According to Stevenson, there will be "continuing opportunity for the short-read systems, such as our SOLiD system," for the next three to five years, owing to their high throughput.

Lucier mentioned later in the call that the company has "a very exciting, clear roadmap for SOLiD over the next couple of years" that will include higher throughput and accuracy, as well as "more usability with automation."

Single-Molecule and 'Beyond'

Company officials also commented on Life Tech's other R&D efforts in sequencing. According to Lucier, the firm plans to increase its headcount for sequencing R&D next year for "a number of different platforms — not just SOLiD, but technologies beyond that in single-molecule sequencing."

The company's ongoing program in single-molecule sequencing "is progressing well," Stevenson said, "and we believe we will be introducing a competitive platform in the coming market here."
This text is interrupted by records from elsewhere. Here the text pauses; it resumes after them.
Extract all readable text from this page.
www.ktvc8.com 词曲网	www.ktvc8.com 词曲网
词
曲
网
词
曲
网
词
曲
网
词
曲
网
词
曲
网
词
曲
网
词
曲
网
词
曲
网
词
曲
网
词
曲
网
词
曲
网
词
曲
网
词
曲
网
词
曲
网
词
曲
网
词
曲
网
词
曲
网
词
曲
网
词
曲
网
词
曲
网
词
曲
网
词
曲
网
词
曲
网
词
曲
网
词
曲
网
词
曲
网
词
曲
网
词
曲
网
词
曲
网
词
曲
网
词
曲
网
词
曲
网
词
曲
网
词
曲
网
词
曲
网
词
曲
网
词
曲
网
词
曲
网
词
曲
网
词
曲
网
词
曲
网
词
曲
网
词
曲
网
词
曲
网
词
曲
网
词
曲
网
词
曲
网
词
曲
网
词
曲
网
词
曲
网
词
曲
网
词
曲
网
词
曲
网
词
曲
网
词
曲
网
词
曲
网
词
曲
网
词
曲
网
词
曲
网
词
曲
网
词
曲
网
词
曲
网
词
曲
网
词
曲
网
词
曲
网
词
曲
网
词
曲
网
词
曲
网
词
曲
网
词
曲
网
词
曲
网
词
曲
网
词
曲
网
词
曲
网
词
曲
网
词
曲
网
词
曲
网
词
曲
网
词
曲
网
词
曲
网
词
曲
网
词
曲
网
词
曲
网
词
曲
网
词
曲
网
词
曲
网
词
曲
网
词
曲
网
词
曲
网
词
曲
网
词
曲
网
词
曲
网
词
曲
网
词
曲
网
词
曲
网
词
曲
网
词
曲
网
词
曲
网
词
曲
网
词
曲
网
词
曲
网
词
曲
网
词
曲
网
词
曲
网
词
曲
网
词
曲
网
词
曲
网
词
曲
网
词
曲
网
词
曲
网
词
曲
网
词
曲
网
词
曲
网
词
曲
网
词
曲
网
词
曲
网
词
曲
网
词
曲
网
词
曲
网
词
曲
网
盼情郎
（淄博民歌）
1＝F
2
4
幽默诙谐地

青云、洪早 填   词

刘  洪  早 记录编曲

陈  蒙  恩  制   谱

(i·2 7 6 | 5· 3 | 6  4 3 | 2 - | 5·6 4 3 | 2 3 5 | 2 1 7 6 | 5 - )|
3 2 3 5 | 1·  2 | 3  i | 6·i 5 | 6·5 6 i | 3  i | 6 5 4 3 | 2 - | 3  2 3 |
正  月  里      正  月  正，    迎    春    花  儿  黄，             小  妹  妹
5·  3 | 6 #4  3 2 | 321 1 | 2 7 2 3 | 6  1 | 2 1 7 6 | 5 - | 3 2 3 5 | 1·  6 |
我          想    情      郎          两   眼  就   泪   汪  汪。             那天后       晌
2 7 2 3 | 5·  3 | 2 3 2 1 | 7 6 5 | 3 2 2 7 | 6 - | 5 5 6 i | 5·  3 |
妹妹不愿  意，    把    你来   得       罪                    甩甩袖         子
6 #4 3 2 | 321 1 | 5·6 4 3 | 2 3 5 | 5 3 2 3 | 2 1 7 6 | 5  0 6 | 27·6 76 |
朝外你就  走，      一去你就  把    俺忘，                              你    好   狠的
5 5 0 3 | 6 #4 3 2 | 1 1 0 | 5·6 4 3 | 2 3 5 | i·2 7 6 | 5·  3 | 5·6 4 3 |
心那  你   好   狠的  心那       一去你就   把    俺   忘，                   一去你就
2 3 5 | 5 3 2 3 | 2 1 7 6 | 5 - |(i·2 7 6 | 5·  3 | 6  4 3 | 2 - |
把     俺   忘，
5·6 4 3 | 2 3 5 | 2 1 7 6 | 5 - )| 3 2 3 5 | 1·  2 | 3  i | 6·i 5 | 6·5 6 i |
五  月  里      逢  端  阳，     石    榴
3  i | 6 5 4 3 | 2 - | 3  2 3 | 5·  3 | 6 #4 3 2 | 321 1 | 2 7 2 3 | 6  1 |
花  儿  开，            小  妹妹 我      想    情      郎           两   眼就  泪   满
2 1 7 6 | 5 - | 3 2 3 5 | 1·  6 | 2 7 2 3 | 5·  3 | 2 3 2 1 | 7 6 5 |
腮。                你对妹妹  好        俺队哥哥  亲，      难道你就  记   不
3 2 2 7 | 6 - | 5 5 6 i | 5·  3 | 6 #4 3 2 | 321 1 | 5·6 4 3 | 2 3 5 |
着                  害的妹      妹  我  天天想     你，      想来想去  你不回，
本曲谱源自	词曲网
The new platform, he said, is expected to produce "long-run reads with high accuracy," and Life Tech, which is currently developing a single-molecule sequencing chemistry, plans to "start demonstrating and showing some of that data during next year, 2010."

But although Life Tech believes its single-molecule sequencing technology will be "a game changer," according to Lucier, he said the company is already looking ahead to what's next in sequencing.

"We have a fairly large team, probably the biggest in the world, out scouring the generation of technology beyond that," Lucier said. "And we are working on intellectual property, we are working on licensing, we are working on collaborations with a generation of technology that even exceeds single molecule." He did not elaborate on the nature of that technology.